Daher müssen drastische Maßnahmen ergriffen werden, damit die Fischbestände sich neu bilden können. Europa hat hier bereits vorgesorgt, indem es für bestimmte Arten Fangquoten eingeführt hat, die Maschen der Schleppnetze vergrößert wurden, damit die kleinsten Fische verschont werden und sich fortpflanzen können, und indem die Treibnetze verboten wurden, die für Delfine eine große Gefahr darstellen. Leider werden diese Maßnahmen aber häufig nur in Europa angewandt. In den internationalen Gewässern fischen die Trawler, die hauptsächlich von internationalen Fischereibetrieben abhängen, uneingeschränkt mit Netzen, die manchmal 60 km lang sind und eine ökologische Wüste hinter sich lassen. Dies ist für viele Bewohner der südlichen Küstenregionen ein Problem, da man ihnen ihre Hauptnahrungs- und Haupteinnahmequelle nimmt.

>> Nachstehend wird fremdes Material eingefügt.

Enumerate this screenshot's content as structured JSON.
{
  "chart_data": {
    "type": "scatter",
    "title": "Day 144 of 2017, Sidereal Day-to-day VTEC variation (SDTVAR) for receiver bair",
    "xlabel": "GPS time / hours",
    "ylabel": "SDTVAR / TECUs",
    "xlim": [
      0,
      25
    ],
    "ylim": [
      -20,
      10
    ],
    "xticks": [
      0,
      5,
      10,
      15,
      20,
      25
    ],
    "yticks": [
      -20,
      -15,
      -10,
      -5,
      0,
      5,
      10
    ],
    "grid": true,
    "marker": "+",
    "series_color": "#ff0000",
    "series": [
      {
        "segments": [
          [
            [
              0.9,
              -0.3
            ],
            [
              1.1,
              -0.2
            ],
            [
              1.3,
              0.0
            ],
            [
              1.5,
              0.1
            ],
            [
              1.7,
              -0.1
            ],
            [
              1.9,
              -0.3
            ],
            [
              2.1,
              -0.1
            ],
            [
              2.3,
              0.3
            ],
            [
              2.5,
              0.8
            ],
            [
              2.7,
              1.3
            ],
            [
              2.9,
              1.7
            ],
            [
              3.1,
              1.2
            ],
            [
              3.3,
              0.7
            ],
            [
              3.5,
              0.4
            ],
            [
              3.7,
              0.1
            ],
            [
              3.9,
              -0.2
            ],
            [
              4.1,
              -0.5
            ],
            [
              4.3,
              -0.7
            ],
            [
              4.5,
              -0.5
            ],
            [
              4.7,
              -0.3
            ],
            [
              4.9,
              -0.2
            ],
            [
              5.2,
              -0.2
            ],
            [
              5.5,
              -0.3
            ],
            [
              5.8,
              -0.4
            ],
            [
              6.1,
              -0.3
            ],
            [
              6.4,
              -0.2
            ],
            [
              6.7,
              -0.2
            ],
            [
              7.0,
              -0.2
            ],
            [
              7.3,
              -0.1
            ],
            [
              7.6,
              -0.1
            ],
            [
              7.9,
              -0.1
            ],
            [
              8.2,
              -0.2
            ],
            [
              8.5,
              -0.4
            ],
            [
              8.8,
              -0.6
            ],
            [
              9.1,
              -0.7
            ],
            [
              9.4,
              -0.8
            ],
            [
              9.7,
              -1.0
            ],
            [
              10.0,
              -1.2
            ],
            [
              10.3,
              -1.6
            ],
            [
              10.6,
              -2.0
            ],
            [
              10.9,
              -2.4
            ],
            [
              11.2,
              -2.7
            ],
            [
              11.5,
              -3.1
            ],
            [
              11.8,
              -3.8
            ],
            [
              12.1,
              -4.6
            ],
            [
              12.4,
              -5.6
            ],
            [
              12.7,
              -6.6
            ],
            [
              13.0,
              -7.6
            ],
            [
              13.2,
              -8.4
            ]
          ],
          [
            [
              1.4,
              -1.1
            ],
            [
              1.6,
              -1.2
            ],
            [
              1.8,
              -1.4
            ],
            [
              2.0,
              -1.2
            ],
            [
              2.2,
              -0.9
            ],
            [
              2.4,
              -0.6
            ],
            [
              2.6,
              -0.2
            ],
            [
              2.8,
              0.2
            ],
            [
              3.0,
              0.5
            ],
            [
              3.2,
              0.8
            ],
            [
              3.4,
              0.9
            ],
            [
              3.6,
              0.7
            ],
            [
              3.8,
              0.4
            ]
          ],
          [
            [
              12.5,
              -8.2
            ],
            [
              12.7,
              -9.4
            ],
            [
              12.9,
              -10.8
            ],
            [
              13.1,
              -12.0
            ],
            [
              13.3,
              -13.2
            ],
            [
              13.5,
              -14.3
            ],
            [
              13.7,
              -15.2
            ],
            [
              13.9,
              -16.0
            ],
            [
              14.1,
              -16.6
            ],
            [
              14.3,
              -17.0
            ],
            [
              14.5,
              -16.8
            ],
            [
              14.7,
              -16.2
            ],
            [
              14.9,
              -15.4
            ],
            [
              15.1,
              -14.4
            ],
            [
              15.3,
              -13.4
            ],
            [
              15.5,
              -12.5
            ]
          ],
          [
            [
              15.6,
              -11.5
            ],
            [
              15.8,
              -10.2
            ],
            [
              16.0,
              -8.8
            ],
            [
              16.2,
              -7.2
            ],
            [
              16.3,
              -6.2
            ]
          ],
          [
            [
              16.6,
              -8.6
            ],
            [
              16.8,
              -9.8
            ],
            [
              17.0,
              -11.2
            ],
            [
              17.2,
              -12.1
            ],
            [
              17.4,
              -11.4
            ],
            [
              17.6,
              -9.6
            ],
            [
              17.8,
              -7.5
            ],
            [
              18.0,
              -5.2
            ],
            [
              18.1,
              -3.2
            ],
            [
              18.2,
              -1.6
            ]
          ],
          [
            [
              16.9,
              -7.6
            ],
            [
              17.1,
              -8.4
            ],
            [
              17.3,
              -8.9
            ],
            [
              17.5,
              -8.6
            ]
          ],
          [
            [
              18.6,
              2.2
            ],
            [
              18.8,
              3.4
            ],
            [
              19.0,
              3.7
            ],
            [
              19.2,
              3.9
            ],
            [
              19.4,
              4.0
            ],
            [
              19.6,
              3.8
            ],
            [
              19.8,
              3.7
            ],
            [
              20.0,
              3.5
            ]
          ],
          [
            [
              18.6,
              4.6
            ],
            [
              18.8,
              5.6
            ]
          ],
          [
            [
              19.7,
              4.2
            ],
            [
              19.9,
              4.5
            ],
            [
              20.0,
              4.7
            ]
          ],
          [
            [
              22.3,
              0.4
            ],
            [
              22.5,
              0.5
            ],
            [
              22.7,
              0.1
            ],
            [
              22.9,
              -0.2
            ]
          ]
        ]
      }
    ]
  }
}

3. Einfluss der sinkenden Artenvielfalt auf die Gesundheit

Die Artenvielfalt sichert uns nicht nur unsere Nahrungsmittelquelle, sondern sie erlaubt es uns auch, Arzneimittel herzustellen. Darüber hinaus nehmen die Ökosysteme die Giftstoffe auf und regulieren die krankheitserregenden Arten.

Man geht zum Beispiel davon aus, dass ein Hektar Wald jährlich 70.000 Kilo Feinstaub und Giftstoffe aufnimmt. Dieser Feinstaub hat im Jahr 2000 in Belgien zu mehr als 10.000 vorzeitigen Todesfällen geführt. Wenn die Waldflächen insbesondere in den Städten größer wären, gäbe es weniger gesundheitliche Probleme und würden folglich auch die öffentlichen Ausgaben schrumpfen.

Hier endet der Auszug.